Bir başka değişle ulusal üretimi 6.5 milyon ton seviyelerine getirmiş. Ülkemizi mısır üretiminde kendi kendine yetecek başarısını göstermiştir.

Fakat, günümüzde bu değerler yok sayılmış zamansız ve gereksiz yere gümrük vergileri yüzde 130’ dan yüzde 25'e çekilip Toprak Mahsulleri Ofisi'ne de sıfır gümrükle 700 bin ton mısır ithal etme yetkisi verilmiştir. Enflasyonu suni olarak düşük gösterme çabasında olan yetkililer çiftçiyi harcamış yok saymıştır.

Üretim olmazsa, GDO'lu mısır ithal edilecek

Tarımsal üretim süreklilik ve istikrar ister.Türk çiftçisin en önemli geçim kaynağı olan mısır hasadına başlarken, ithalat kararı piyasaları alt üst edecek, çiftçi aleyhine işleyecektir. Zaten sermaye gücü olmayan çiftçiyi haksız rekabetle karşı karşıya bırakacaktır. Çiftçi biraz daha yoksullaşacak borç batağına sürüklenecek tefecinin faizcinin eline düşecektir.

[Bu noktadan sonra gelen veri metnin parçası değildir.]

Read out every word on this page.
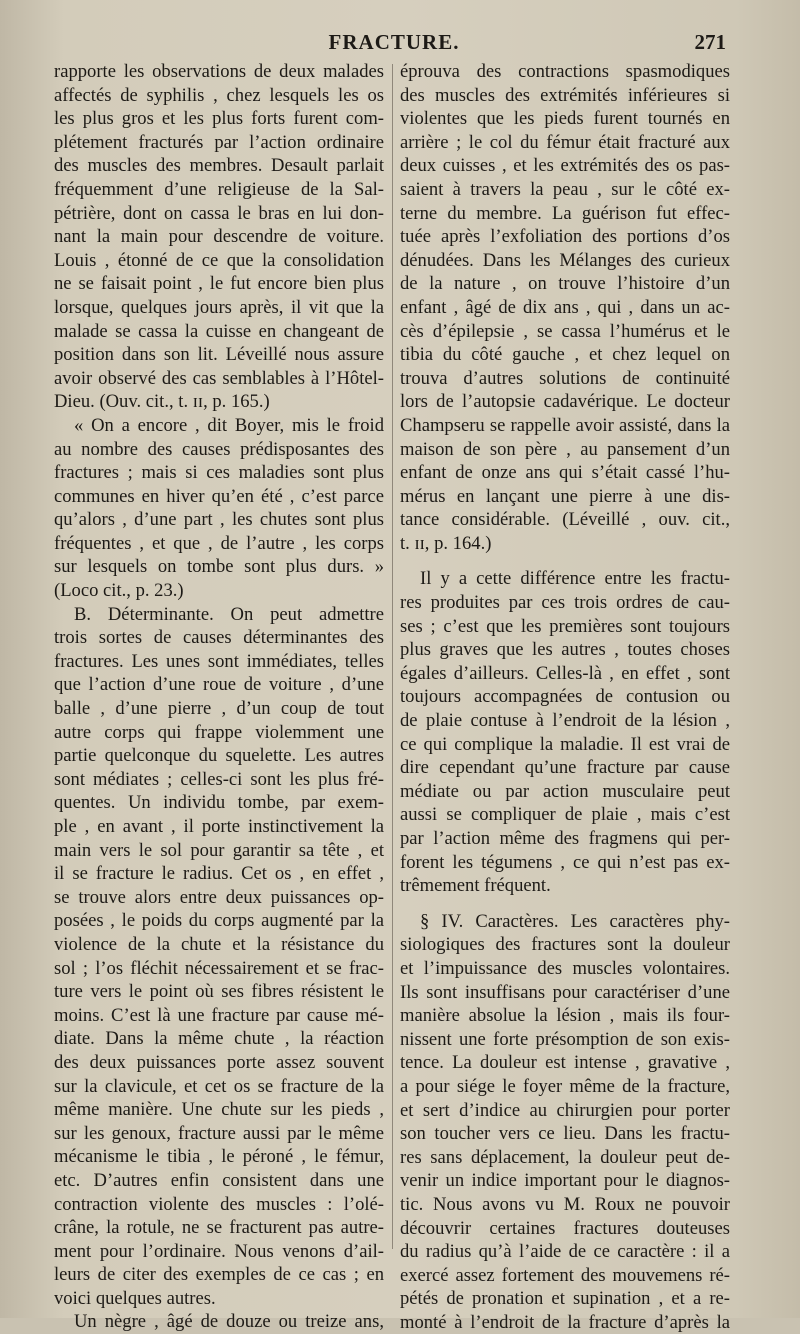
FRACTURE.	271
rapporte les observations de deux malades
affectés de syphilis , chez lesquels les os
les plus gros et les plus forts furent com-
plétement fracturés par l’action ordinaire
des muscles des membres. Desault parlait
fréquemment d’une religieuse de la Sal-
pétrière, dont on cassa le bras en lui don-
nant la main pour descendre de voiture.
Louis , étonné de ce que la consolidation
ne se faisait point , le fut encore bien plus
lorsque, quelques jours après, il vit que la
malade se cassa la cuisse en changeant de
position dans son lit. Léveillé nous assure
avoir observé des cas semblables à l’Hôtel-
Dieu. (Ouv. cit., t. ɪɪ, p. 165.)
« On a encore , dit Boyer, mis le froid
au nombre des causes prédisposantes des
fractures ; mais si ces maladies sont plus
communes en hiver qu’en été , c’est parce
qu’alors , d’une part , les chutes sont plus
fréquentes , et que , de l’autre , les corps
sur lesquels on tombe sont plus durs. »
(Loco cit., p. 23.)
B. Déterminante. On peut admettre
trois sortes de causes déterminantes des
fractures. Les unes sont immédiates, telles
que l’action d’une roue de voiture , d’une
balle , d’une pierre , d’un coup de tout
autre corps qui frappe violemment une
partie quelconque du squelette. Les autres
sont médiates ; celles-ci sont les plus fré-
quentes. Un individu tombe, par exem-
ple , en avant , il porte instinctivement la
main vers le sol pour garantir sa tête , et
il se fracture le radius. Cet os , en effet ,
se trouve alors entre deux puissances op-
posées , le poids du corps augmenté par la
violence de la chute et la résistance du
sol ; l’os fléchit nécessairement et se frac-
ture vers le point où ses fibres résistent le
moins. C’est là une fracture par cause mé-
diate. Dans la même chute , la réaction
des deux puissances porte assez souvent
sur la clavicule, et cet os se fracture de la
même manière. Une chute sur les pieds ,
sur les genoux, fracture aussi par le même
mécanisme le tibia , le péroné , le fémur,
etc. D’autres enfin consistent dans une
contraction violente des muscles : l’olé-
crâne, la rotule, ne se fracturent pas autre-
ment pour l’ordinaire. Nous venons d’ail-
leurs de citer des exemples de ce cas ; en
voici quelques autres.
Un nègre , âgé de douze ou treize ans,
éprouva des contractions spasmodiques
des muscles des extrémités inférieures si
violentes que les pieds furent tournés en
arrière ; le col du fémur était fracturé aux
deux cuisses , et les extrémités des os pas-
saient à travers la peau , sur le côté ex-
terne du membre. La guérison fut effec-
tuée après l’exfoliation des portions d’os
dénudées. Dans les Mélanges des curieux
de la nature , on trouve l’histoire d’un
enfant , âgé de dix ans , qui , dans un ac-
cès d’épilepsie , se cassa l’humérus et le
tibia du côté gauche , et chez lequel on
trouva d’autres solutions de continuité
lors de l’autopsie cadavérique. Le docteur
Champseru se rappelle avoir assisté, dans la
maison de son père , au pansement d’un
enfant de onze ans qui s’était cassé l’hu-
mérus en lançant une pierre à une dis-
tance considérable. (Léveillé , ouv. cit.,
t. ɪɪ, p. 164.)
Il y a cette différence entre les fractu-
res produites par ces trois ordres de cau-
ses ; c’est que les premières sont toujours
plus graves que les autres , toutes choses
égales d’ailleurs. Celles-là , en effet , sont
toujours accompagnées de contusion ou
de plaie contuse à l’endroit de la lésion ,
ce qui complique la maladie. Il est vrai de
dire cependant qu’une fracture par cause
médiate ou par action musculaire peut
aussi se compliquer de plaie , mais c’est
par l’action même des fragmens qui per-
forent les tégumens , ce qui n’est pas ex-
trêmement fréquent.
§ IV. Caractères. Les caractères phy-
siologiques des fractures sont la douleur
et l’impuissance des muscles volontaires.
Ils sont insuffisans pour caractériser d’une
manière absolue la lésion , mais ils four-
nissent une forte présomption de son exis-
tence. La douleur est intense , gravative ,
a pour siége le foyer même de la fracture,
et sert d’indice au chirurgien pour porter
son toucher vers ce lieu. Dans les fractu-
res sans déplacement, la douleur peut de-
venir un indice important pour le diagnos-
tic. Nous avons vu M. Roux ne pouvoir
découvrir certaines fractures douteuses
du radius qu’à l’aide de ce caractère : il a
exercé assez fortement des mouvemens ré-
pétés de pronation et supination , et a re-
monté à l’endroit de la fracture d’après la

Bu sonuca göre üreticinin mısır üretiminden vazgeçip daha düşük maliyetli, katma değer oluşturmayan ürünlere yönelecektir. Veya tarlasını boş bırakacaktır. Pamuğun, soyanın, ayçiçeğin, baklagillerin başına gelen üretim açığını bir türlü kapatamadığımız ürünler zincirine mısırında dahil olacağı bu durumda görülüyor.

Buyursunlar dışarı ülkelerden kalitesiz GDO’ lu sübvansiyonlu mısın ithal etsinler. Uzun vade de ne yazık ki kim haklı çıkacak hep birlikte göreceğiz.

Bir taraftan ekonominim sağlam temeller üzerinde oturması için üretmek gerekli deniyor, öbür taraftan üreten cefakar Türk çiftçisi cezalandırılıyor.

Bu durum hangi sosyal devlet anlayışına sığıyor.

Bilinmelidir ki, bu yanlış kararlardan yalnız köylü, çiftçi zarar görmeyecektir. Uzun vade de siyasette şüphesiz bu durumdan nasibini alacaktır."

Özetle, mısır üreten çiftçi rakipleriyle eşit koşullarda üretim,eşit koşullarda pazarlama,eşit koşullarda destek ve eşit koşullarda rekabet olsun istiyor.